A critical question in health policy is whether the U.S. is getting its money's worth from the rising cost of health care. Several influential studies using time-series data have suggested that the answer is yes; while health care costs have risen over time, so also has longevity and functioning. Other studies using cross sectional evidence have found the reverse; one set of studies even found worse outcomes from greater spending. This research reconsiders this question using a longitudinal cross-section data set from 1989 through 2000 for Medicare enrollees hospitalized for Acute Myocardial Infarction (AMI, or heart attacks) and hip fractures. These data suggest that (at least since the mid-1990s) rising health care costs may not be worth it with respect to improved survival. Finally, we address whether regions experiencing the greatest increase in costs, or the greatest technological innovations, also experience the greatest improvement in outcomes.
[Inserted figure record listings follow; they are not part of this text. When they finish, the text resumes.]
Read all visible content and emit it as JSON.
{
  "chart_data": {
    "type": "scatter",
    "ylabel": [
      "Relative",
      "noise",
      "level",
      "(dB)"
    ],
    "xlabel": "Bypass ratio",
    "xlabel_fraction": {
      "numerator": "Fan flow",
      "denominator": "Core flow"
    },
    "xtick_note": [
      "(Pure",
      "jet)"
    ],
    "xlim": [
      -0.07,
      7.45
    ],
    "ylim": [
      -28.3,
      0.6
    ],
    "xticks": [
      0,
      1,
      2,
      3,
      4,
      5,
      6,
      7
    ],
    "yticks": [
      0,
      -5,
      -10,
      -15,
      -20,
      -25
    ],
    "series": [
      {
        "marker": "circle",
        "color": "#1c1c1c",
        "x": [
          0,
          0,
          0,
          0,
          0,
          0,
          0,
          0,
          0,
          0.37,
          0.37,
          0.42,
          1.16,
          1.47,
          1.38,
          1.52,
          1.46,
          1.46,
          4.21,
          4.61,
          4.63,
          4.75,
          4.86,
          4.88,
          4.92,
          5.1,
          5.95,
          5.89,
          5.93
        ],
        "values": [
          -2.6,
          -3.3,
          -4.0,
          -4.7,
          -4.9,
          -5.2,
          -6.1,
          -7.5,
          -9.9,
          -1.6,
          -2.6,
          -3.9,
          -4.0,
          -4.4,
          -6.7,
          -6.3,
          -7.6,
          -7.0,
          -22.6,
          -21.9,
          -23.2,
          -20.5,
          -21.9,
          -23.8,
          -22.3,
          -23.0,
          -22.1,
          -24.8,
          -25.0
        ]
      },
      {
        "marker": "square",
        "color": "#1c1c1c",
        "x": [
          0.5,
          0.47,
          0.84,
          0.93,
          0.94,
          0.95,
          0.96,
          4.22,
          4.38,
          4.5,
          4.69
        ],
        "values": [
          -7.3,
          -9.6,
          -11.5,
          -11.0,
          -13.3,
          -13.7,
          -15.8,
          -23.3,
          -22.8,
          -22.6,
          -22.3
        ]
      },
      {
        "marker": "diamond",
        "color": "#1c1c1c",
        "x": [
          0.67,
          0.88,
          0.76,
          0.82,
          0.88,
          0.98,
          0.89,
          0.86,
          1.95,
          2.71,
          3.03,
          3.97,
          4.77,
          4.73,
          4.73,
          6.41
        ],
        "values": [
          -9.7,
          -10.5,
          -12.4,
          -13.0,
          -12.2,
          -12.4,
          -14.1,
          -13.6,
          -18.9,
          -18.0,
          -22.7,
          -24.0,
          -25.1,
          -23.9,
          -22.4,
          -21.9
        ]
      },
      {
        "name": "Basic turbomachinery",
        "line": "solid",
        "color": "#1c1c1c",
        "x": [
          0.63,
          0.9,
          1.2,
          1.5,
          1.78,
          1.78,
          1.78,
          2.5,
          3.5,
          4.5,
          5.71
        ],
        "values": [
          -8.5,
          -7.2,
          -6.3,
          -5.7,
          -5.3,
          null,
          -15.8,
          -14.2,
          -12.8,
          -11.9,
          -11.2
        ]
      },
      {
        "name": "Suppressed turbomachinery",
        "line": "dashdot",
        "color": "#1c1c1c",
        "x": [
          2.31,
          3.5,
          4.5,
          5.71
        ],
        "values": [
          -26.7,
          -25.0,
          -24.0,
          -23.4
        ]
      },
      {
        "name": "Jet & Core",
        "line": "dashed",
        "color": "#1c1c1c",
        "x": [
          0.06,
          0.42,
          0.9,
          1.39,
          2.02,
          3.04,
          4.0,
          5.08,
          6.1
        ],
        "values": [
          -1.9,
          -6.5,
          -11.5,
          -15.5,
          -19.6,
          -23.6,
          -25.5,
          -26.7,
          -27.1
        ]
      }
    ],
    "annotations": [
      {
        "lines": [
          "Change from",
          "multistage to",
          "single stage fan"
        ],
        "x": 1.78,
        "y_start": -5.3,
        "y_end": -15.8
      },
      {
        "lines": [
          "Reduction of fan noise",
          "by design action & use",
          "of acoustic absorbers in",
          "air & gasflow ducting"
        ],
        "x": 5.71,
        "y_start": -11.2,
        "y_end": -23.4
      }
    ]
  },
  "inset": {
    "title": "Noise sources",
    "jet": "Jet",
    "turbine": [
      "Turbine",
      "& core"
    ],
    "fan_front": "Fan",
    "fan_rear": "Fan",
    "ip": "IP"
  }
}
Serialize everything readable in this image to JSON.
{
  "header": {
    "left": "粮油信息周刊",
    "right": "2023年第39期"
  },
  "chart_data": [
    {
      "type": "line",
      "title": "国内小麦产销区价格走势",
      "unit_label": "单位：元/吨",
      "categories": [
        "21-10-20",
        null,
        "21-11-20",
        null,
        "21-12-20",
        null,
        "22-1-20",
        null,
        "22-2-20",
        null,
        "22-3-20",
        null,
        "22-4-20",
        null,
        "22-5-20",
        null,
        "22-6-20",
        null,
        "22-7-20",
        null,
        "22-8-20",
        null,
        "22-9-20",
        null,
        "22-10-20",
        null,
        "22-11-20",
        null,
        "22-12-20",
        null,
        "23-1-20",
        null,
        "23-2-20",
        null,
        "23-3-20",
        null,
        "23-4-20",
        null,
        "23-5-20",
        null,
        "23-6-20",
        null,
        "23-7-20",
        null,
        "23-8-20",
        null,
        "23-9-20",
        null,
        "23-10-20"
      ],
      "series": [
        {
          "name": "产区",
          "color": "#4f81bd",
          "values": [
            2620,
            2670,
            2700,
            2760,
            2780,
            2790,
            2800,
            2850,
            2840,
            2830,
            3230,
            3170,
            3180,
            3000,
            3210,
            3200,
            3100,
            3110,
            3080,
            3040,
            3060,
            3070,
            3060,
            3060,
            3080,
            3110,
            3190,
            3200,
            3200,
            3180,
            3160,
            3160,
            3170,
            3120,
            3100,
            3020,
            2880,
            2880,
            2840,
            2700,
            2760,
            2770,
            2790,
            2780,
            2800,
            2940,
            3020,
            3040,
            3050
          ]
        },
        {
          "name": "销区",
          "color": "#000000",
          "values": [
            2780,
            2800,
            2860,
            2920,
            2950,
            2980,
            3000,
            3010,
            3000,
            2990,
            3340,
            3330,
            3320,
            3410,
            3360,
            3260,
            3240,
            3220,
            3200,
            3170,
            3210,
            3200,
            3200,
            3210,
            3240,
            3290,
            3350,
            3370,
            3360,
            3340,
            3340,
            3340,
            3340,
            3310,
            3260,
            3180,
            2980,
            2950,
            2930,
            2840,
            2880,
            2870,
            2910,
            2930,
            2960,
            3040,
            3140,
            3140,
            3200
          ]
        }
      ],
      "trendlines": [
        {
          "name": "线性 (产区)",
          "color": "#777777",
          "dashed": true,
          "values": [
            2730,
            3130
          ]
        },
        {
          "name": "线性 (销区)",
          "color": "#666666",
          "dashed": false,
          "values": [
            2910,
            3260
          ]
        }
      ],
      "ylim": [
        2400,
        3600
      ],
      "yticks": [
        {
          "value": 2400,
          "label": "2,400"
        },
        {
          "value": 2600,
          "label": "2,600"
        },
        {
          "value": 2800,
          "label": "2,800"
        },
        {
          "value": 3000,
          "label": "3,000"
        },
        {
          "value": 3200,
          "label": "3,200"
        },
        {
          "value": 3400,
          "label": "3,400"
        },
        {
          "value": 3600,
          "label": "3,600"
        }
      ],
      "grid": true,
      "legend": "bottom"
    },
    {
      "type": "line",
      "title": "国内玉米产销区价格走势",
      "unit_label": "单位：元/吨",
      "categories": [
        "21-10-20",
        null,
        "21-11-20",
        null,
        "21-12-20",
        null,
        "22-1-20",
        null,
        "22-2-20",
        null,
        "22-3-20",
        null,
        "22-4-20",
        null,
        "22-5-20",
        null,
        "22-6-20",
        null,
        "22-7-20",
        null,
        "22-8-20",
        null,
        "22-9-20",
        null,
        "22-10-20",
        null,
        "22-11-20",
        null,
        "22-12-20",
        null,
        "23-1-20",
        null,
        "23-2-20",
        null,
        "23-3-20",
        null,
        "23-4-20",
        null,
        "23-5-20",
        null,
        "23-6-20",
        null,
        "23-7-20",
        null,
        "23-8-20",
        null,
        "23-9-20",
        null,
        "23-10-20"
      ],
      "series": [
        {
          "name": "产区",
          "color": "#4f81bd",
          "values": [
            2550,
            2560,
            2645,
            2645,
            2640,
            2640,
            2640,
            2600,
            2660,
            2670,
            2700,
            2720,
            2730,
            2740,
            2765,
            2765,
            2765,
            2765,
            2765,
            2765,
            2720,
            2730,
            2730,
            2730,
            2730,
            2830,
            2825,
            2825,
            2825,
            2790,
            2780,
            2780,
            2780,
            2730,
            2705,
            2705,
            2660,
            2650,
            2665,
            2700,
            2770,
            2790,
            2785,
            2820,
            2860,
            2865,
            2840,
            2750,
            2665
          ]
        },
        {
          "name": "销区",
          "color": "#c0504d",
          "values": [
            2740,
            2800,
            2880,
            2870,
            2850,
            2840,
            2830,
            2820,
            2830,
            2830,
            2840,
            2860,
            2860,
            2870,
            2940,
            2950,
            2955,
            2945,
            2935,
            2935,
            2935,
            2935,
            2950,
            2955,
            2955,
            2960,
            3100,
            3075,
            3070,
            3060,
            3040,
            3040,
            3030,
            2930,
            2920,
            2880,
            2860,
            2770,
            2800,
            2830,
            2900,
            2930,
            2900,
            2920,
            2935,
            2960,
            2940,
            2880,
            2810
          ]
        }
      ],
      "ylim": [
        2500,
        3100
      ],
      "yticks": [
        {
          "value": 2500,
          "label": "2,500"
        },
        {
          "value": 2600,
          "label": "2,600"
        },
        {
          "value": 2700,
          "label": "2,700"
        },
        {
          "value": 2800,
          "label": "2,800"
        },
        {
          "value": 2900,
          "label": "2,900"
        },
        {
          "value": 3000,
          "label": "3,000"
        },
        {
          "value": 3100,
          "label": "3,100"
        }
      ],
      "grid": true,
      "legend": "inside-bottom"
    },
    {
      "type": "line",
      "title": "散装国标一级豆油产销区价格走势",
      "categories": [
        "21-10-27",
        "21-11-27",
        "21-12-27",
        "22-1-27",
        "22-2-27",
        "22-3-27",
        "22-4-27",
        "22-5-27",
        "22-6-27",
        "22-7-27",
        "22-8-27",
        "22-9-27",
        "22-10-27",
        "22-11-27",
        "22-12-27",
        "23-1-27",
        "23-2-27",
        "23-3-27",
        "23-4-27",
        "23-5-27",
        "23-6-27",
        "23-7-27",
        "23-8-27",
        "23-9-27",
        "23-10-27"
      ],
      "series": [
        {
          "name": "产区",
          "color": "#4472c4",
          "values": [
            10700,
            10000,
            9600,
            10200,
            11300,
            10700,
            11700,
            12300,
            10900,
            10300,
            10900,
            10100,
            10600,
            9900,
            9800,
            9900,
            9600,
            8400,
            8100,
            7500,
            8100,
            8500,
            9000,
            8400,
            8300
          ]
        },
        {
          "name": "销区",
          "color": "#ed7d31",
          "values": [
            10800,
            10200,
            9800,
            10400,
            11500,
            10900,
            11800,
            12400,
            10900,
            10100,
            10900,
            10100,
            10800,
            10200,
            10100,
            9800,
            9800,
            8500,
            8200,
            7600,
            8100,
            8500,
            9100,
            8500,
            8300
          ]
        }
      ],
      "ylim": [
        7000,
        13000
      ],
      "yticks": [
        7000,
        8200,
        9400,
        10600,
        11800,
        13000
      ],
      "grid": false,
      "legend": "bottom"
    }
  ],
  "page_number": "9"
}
JONATHAN SKINNER is the John French Professor of Economics, Dartmouth College, and a professor in the Department of Community and Family Medicine, Dartmouth Medical School with an appointment in the Center for Evaluative Clinical Research. He received his Ph.D. in economics from UCLA, and has been a research associate at the National Bureau of Economic Research since 1989. Professor Skinner is currently the editor of the Journal of Human Resources, and is a past recipient of the TIAA-CREF Paul A. Samuelson Award of Excellence. Prior to joining the Dartmouth faculty, he taught at the University of Virginia, Harvard University, Stanford University, and the University of Washington. Professor Skinner's research has focused on the adequacy of saving for retirement, and the efficiency and equity of health care in the United States.